Dalam acara peresmian rumah restorative justice itu, Wali Kota Depok Mohammad Idris turut hadir. Idris Abdul Shomad menyambut baik pembuatan Rumah Restorative Justice, serta diharapkan dapat membantu penyelesaian masalah di masyarakat khususnya Kota Depok. Selain itu, Walikota Depok juga mengapresiasi atas program Jaksa Agung RI yang mengedepankan pendekatan nurani sebagai penyelesaian permasalahan atau perkara.

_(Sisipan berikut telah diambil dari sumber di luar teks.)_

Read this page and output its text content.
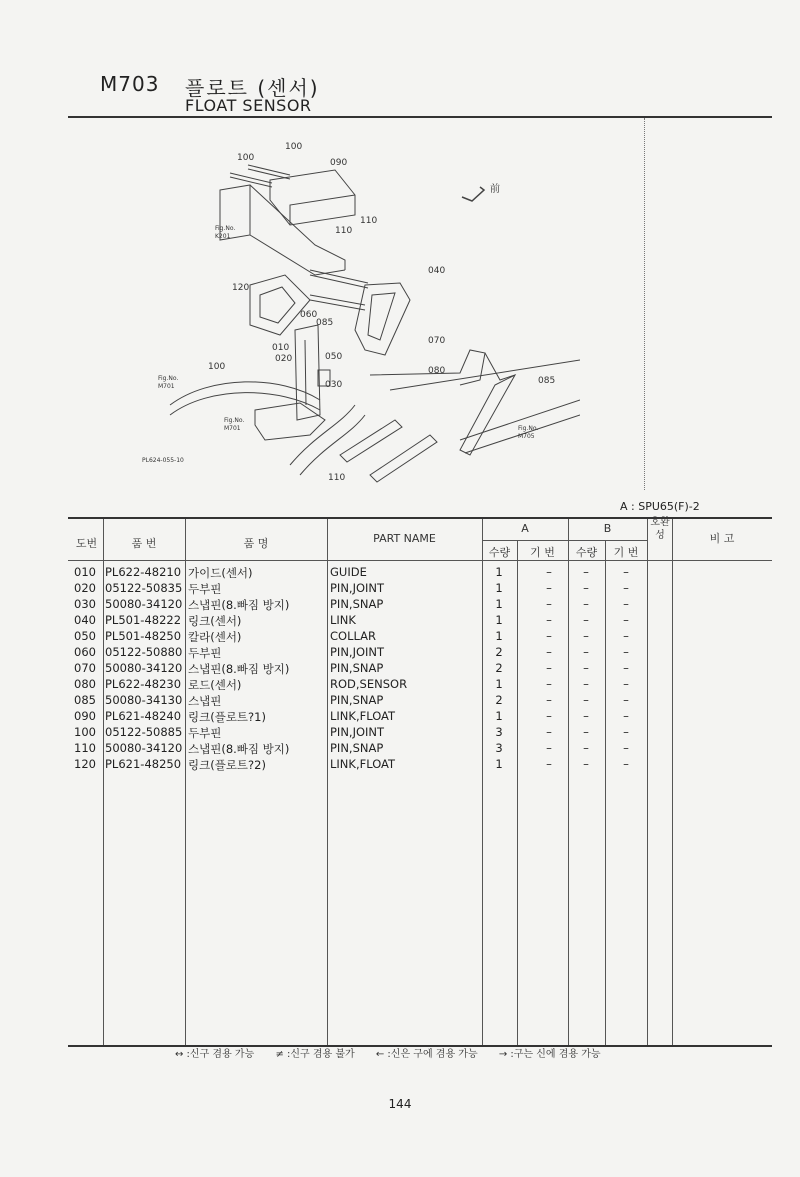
M703 플로트 (센서)
FLOAT SENSOR
100
100
090
110
110
040
120
060
085
070
010
020	050
080
085
100
030
110
前
Fig.No. K201
Fig.No. M701
Fig.No. M701	Fig.No. M705
PL624-055-10
A : SPU65(F)-2
도번	품 번	품 명	PART NAME
A	B
수량	기 번	수량	기 번
호환성	비 고
010 PL622-48210 가이드(센서)	GUIDE	1	–	–	–
020 05122-50835 두부핀	PIN,JOINT	1	–	–	–
030 50080-34120 스냅핀(8.빠짐 방지)	PIN,SNAP	1	–	–	–
040 PL501-48222 링크(센서)	LINK	1	–	–	–
050 PL501-48250 칼라(센서)	COLLAR	1	–	–	–
060 05122-50880 두부핀	PIN,JOINT	2	–	–	–
070 50080-34120 스냅핀(8.빠짐 방지)	PIN,SNAP	2	–	–	–
080 PL622-48230 로드(센서)	ROD,SENSOR	1	–	–	–
085 50080-34130 스냅핀	PIN,SNAP	2	–	–	–
090 PL621-48240 링크(플로트?1)	LINK,FLOAT	1	–	–	–
100 05122-50885 두부핀	PIN,JOINT	3	–	–	–
110 50080-34120 스냅핀(8.빠짐 방지)	PIN,SNAP	3	–	–	–
120 PL621-48250 링크(플로트?2)	LINK,FLOAT	1	–	–	–
↔ :신구 겸용 가능 ≠ :신구 겸용 불가 ← :신은 구에 겸용 가능 → :구는 신에 겸용 가능
144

Dalam peresmian Rumah Restorative Justice tersebut, Kajari Depok didampingi Walikota Depok M Idris juga menyerahkan Surat Keputusan Penghentian Penuntutan (SKP2) berdasarkan Restorative Justice atas nama Tersangka Agus Supriyatna dalam perkara tindak pidana penganiayaan. Walikota Depok M Idris juga secara simbolis menyematkan baju koko dan peci serta memberikan nasihat kepada Tersangka.

“Mulai sekarang, kami kembalikan Agus berkumpul dengan keluarga dan perkaranya telah kami hentikan berdasarkan keadilan restoratif. Jangan diulangi lagi Agus dan semakin lebih baik,” kata Mia.

Sebelumnya, saat peresmian Rumah Restorative Justice oleh Jaksa Agung RI pada Rabu 16 Maret 2022 lalu, Jaksa Agung ST Burhanuddin mengatakan dasar filosofi penyebutan rumah disini dikarenakan rumah merupakan suatu tempat yang mampu memberikan rasa aman, nyaman dan tempat semua orang kembali untuk berkumpul dan mencari solusi dari permasalahan yang disebabkan adanya perkara pidana ringan sehingga dapat memulihkan kedamaian, harmoni dan kesimbangan kosmis di dalam masyarakat, dan oleh karena itu diberikan nama ruang tersebut yaitu Rumah Restorative Justice (Rumah RJ).

Jaksa Agung ST Burhanuddin mengatakan, pembentukan Rumah RJ diharapkan dapat menjadi contoh untuk menghidupkan kembali peran para tokoh masyarakat, tokoh agama dan tokoh adat untuk bersama-sama dengan penegak hukum khususnya Jaksa dalam proses penegakan hukum yang berorientasikan pada keadilan subtantif.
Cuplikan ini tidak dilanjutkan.